Saturday, October 15, 2016

TANGGUNG JAWAB KONSULTAN PERENCANA


Konsultan perencana bertanggung jawab terhadap hasil desain sekurang-kurangnya sampai produk desain tersebut selesai dilaksanakan pembangunannya, sepanjang lingkup dan /atau kondisi lingkungan masihsesuai dengan kriteria desain awal

Konsultan perencana yang tidak cermat sehingga hasil desain tidak dapat dilaksanakan, dikenakan sanksi berupa keharusan menyusun kembali perencanaan dengan beban biaya dari konsultan perencana yangbersangkutan , apabila tidak bersedia dikenakan sanksi masuk dalam daftar hitam atau sesuai peraturan perundang-undangan yang berlaku.

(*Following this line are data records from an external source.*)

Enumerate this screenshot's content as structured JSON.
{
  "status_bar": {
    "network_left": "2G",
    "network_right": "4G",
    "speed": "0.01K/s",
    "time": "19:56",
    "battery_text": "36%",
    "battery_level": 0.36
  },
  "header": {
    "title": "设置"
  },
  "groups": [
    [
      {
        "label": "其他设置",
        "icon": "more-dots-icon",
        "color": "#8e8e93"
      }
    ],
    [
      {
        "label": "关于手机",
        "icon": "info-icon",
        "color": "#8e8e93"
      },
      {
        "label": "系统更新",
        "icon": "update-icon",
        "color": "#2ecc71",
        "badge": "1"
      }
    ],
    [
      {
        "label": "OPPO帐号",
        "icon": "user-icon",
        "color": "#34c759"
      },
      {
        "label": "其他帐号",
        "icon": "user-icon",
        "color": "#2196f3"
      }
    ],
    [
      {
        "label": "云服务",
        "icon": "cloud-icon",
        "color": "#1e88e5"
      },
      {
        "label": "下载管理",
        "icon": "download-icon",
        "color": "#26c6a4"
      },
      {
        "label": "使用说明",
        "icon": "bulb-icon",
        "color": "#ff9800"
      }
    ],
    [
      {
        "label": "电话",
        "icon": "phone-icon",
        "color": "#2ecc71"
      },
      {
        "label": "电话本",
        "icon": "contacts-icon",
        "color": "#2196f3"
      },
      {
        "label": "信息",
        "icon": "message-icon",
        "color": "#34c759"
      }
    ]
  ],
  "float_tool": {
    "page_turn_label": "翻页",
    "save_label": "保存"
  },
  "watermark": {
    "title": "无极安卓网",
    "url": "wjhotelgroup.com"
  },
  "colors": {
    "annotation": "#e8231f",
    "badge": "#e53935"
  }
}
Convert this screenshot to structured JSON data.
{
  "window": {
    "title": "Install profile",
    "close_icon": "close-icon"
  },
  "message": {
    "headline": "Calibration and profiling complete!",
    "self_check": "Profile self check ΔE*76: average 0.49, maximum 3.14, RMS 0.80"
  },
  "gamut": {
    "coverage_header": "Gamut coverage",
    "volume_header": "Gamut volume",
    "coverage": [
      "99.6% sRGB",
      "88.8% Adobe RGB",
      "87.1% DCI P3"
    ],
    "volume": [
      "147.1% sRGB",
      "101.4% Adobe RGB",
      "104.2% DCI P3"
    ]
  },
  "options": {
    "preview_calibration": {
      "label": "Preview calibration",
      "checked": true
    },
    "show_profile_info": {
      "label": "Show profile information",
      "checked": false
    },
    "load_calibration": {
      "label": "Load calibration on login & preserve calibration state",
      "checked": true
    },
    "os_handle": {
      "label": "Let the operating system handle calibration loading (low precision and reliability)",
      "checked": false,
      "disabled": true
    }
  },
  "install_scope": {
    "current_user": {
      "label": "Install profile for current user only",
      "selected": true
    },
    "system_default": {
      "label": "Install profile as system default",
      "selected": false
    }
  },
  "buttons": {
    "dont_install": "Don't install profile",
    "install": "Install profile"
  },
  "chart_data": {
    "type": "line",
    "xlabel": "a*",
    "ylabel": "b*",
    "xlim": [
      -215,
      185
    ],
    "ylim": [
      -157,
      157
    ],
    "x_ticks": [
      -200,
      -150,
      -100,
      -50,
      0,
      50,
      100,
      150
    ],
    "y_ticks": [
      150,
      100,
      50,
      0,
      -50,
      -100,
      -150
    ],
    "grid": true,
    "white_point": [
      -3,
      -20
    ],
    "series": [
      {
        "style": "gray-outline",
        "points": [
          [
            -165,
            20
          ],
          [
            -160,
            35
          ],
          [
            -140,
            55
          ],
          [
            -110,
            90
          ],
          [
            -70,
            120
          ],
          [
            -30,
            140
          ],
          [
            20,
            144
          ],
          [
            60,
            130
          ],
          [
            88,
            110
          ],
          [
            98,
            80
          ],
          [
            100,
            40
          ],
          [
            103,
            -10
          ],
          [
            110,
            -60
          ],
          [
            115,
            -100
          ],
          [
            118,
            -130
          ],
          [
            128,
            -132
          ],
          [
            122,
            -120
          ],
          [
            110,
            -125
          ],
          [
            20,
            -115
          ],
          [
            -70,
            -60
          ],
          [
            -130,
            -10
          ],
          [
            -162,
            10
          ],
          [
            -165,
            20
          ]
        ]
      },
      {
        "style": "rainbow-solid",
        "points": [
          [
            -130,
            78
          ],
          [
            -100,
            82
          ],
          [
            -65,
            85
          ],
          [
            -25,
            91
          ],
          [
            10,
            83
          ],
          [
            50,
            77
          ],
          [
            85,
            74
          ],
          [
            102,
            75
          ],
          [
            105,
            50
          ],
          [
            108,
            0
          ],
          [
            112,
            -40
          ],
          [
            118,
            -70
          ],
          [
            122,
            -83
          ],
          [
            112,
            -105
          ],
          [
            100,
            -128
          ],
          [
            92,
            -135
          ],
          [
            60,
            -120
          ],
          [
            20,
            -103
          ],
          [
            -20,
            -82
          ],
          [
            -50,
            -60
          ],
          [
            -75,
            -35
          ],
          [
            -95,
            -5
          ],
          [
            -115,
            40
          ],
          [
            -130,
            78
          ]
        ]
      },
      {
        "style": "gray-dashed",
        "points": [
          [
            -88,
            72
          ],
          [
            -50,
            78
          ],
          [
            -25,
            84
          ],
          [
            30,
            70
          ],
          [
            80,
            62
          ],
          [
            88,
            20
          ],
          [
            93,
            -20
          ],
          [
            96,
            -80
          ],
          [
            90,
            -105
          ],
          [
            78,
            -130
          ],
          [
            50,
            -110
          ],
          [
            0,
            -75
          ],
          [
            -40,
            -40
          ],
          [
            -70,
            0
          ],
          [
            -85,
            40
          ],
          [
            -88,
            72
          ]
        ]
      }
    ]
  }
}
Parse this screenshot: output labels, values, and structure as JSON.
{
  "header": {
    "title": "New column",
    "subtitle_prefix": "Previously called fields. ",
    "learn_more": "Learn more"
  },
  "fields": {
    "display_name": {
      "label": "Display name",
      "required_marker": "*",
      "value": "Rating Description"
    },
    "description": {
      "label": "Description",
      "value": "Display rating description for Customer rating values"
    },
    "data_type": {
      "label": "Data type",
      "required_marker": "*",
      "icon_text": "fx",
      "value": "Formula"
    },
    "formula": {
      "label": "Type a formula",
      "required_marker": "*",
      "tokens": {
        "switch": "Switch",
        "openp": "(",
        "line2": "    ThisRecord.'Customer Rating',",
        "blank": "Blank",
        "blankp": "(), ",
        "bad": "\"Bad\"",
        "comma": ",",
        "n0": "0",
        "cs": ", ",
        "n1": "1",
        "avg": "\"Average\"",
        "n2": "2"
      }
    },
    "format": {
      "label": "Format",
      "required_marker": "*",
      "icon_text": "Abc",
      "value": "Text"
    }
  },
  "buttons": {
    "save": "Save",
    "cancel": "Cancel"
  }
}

Pemilihan Penyedia Jasa Konsultansi Perencana dan/atau Pengawas Konstruksi untuk pekerjaan lanjutan yang secara teknis merupakan kesatuan konstruksi yang sifat pertanggungannya terhadap kegagalan bangunan tidak dapat dipecah-pecah dari pekerjaan yang sudah dilaksanakan sebelumnya, dapat dilakukan dengan metode Penunjukan Langsung.



Kontrak Lump Sum Jasa Konsultansi didasarkan atas produk/keluaran  (Output based) yang harus dihasilkan konsultan sesuai dengan  Kerangka Acuan Kerja/TOR. Jenis pekerjaan pada kelompok ini yaitu feasibility study, design ,  study ,  evaluasi/kajian/ telaah, pedoman,  petunjuk pelaksanaan, petunjuk teknis, produk hukum, sertifikasi, dan
lainnya.

Kontrak Harga Satuan Jasa Konsultansi didasarkan atas input (tenaga  ahli dan biaya - biaya langsung terkait termasuk perjalanan dinas) yang  harus disediakan konsultan (
Input based ) untuk melaksanakan pekerjaan sesuai dengan Kerangka Acuan Kerja/TOR. Jenis pekerjaan pada kelompok ini yaitu supervisi/pengawasan pekerjaan konstruksi, monitoring, manajemen konstruksi, survey, dan lainnya.